Conversely, if we pour water into an empty bucket, the final temperature will be the temperature of the water we pour. This is equivalent to ignoring our prior beliefs entirely and forming conclusions based on new information alone — like we did in the wizard’s game with the first clue.

If we pour water into a bucket of water at the same temperature, the new temperature will be the same as the original temperature. However, there will be more water in the bucket, making it harder to change the temperature from now on. This is equivalent to evidence that confirms our beliefs — it does not change our minds, but it does make our beliefs more immovable in the future.

Final remarks

When we face new information, we should consider how much water we already have in our bucket and how much water the information adds. As humans, we often err on the side of overconfidence.
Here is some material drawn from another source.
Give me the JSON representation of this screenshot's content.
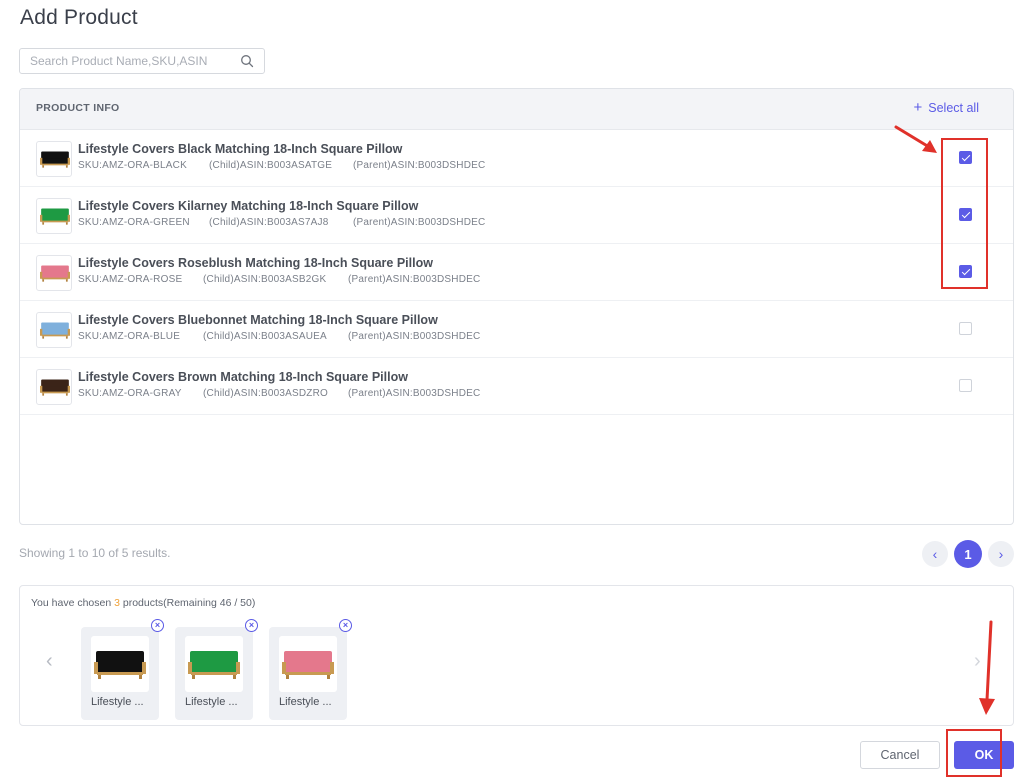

It is all too easy to form rigid conclusions based on our experiences and fail to update our beliefs even when presented with overwhelming contrary evidence. However, the solution is not to ignore prior beliefs entirely.

One of the classic examples of Bayesian statistics is the sunrise problem introduced by Pierre-Simon Laplace in the 18th century. Based on past observations, what is the probability that the sun will rise tomorrow? If someone has only lived on earth for one day, it might be plausible to them that a sunrise is a rare event. For those of us who have witnessed many sunrises, we can be confident that the sun will rise again tomorrow, and we should be highly skeptical of any evidence to the contrary. In this case, our priors should be nearly immovable. As Carl Sagan put it, “Extraordinary claims require extraordinary evidence.”